Search code examples
assemblyx86cpu-architectureinstruction-setinstruction-encoding

How does x86 handle byte vs word addressing when executing instructions and reading/writing data?


So I am learning how x86 works and have come across people saying that it is byte-addressable, yet can read words, double words, etc. How does the processor decide which method to use and when? E.g. for accessing the next instruction and when a user wants to read/write to memory, which addressing mode is used?


Solution

  • Every memory access has an operand-size specified by the machine-code instruction. (Addressing mode isn't the right term: different addressing modes are different ways of specifying the lowest address of the chunk of memory to be accessed, like [rdi] vs. [rdi + rdx*8] vs. [RIP + rel32])

    Encoding different operand-sizes is done with prefixes (for 16 vs. 32 vs. 64-bit for integer instructions) or a different opcode for the same mnemonic (8-bit integer). Or with bits in the VEX or EVEX prefix for AVX / AVX512 instructions that can use xmm, ymm, or zmm registers.

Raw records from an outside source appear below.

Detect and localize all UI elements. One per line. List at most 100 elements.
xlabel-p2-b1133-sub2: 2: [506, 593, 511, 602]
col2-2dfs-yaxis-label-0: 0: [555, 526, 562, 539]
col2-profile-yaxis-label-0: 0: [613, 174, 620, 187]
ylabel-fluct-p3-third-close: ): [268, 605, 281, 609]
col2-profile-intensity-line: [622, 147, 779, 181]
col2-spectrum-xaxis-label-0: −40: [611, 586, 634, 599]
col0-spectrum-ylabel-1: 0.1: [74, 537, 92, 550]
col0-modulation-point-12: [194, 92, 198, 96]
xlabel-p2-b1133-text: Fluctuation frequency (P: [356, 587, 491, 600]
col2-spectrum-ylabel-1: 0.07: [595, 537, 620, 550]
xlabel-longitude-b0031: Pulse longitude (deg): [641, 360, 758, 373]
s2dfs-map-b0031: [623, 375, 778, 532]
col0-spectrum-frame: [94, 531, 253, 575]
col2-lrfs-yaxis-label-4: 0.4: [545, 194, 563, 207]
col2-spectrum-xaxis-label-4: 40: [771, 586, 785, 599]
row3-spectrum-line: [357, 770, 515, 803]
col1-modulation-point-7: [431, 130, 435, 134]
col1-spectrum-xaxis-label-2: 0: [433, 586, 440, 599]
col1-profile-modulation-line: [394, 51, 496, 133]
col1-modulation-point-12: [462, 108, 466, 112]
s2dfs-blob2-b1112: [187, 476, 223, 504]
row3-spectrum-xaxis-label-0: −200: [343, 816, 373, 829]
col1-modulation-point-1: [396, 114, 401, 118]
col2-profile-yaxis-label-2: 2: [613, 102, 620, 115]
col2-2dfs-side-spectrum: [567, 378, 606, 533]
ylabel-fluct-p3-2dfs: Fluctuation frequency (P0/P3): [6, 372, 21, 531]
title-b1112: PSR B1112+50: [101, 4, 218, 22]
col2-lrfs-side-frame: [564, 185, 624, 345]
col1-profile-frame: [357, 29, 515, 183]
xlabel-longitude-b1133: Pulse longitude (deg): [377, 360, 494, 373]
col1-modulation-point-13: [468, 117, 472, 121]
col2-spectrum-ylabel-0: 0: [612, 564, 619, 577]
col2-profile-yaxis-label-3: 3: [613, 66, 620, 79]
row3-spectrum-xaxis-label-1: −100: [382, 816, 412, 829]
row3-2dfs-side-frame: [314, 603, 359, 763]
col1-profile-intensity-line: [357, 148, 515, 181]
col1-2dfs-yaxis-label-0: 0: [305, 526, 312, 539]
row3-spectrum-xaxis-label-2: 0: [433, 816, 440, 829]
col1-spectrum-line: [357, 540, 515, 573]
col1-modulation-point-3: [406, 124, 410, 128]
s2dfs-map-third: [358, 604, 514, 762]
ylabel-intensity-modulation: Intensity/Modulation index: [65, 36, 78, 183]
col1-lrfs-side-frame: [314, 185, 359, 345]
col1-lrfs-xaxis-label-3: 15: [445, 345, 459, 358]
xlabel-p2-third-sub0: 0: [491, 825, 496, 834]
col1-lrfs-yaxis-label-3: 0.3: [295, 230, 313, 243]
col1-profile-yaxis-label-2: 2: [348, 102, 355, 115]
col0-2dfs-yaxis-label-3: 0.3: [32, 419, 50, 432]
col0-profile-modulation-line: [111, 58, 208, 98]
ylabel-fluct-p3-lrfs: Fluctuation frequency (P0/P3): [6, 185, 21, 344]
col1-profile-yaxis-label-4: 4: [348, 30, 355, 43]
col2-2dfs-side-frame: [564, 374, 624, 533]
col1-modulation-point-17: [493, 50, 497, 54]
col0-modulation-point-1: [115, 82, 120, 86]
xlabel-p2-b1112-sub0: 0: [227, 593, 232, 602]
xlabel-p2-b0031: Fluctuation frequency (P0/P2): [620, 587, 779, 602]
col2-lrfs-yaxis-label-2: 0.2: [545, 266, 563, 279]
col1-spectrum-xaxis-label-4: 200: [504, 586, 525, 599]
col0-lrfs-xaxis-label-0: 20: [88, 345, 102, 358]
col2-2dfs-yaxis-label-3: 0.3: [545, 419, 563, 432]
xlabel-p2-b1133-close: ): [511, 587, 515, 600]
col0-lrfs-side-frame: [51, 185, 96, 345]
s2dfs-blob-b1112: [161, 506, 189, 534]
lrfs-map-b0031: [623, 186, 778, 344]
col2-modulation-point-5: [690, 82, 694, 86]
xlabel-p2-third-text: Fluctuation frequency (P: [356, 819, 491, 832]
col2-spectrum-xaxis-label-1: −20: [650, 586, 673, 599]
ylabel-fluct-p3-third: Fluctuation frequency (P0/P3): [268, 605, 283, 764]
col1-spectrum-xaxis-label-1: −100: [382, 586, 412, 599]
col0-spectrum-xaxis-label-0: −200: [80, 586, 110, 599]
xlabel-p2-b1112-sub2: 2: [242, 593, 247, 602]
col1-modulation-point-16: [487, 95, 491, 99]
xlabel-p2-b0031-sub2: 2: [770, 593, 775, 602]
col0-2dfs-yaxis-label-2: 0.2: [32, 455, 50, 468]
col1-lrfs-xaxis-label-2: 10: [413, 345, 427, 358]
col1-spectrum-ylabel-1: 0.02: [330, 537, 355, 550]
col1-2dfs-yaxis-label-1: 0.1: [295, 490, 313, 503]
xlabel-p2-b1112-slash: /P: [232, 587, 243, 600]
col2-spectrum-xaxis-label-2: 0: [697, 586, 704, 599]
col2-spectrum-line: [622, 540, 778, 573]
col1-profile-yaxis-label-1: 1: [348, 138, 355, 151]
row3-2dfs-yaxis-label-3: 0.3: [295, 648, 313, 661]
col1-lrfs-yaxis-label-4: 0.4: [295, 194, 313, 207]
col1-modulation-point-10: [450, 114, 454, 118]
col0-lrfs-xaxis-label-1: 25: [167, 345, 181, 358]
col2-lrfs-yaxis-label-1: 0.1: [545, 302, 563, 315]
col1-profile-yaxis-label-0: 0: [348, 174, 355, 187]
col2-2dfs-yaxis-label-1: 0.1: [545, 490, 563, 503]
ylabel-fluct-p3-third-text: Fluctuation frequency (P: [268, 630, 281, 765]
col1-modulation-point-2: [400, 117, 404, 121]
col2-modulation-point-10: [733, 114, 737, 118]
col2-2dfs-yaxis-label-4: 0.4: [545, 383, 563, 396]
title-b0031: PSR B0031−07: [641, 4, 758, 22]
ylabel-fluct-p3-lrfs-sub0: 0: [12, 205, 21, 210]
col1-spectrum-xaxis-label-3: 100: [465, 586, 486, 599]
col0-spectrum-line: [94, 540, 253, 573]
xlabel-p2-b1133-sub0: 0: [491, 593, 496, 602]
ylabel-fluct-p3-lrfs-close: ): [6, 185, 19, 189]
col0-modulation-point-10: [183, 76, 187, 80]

    Decoding also depends on the current mode implying the default operand-size: 32 for 32 and 64-bit mode, or 16 for 16-bit mode. A 66 opererand-size prefix implies the opposite size.

    In 64-bit mode, the .W (width) bit in the REX prefix sets the operand-size to 64-bit. (And some instructions like push/pop default to 64-bit operand-size with no prefix needed, but most instructions like add/sub/mov still default to 32-bit)

    There's also a 0x67 address-size prefix which swaps addressing modes to the other size. (16 vs. 32 or in 64-bit mode 64 -> 32.)


    For example, mov [rdi], eax is a dword store, and the machine-code encoding will specify that by using no special prefixes on the opcode for 16/32/64-bit operand-size. (see https://www.felixcloutier.com/x86/mov for the available encodings. But note that Intel's manual doesn't mention 66 operand-size prefixes in each entry: it has 2 identical encodings with different sizes. You have to know which one needs a 66 prefix based on the current mode's default.)

    16-bit operand-size like mov [rdi], ax will have the same machine code by with a 66 operand-size prefix.

    8-bit operand-size (mov [rdi], al) has its own opcode, no prefixes needed.

    movzx / movsx are interesting cases: the memory access size is different from the destination register. The memory-access size (byte or word) is specified by the opcode. Operand-size prefixes only affect the destination size. Except x86-64 63 /r movsxd (dword->qword sign-extension) where a 66 operand-size prefix does shrink the memory-access size down to m16 to match the destination.

    Similarly for SIMD instructions; the instruction encoding uniquely determines the memory-access size, along with the registers read or written.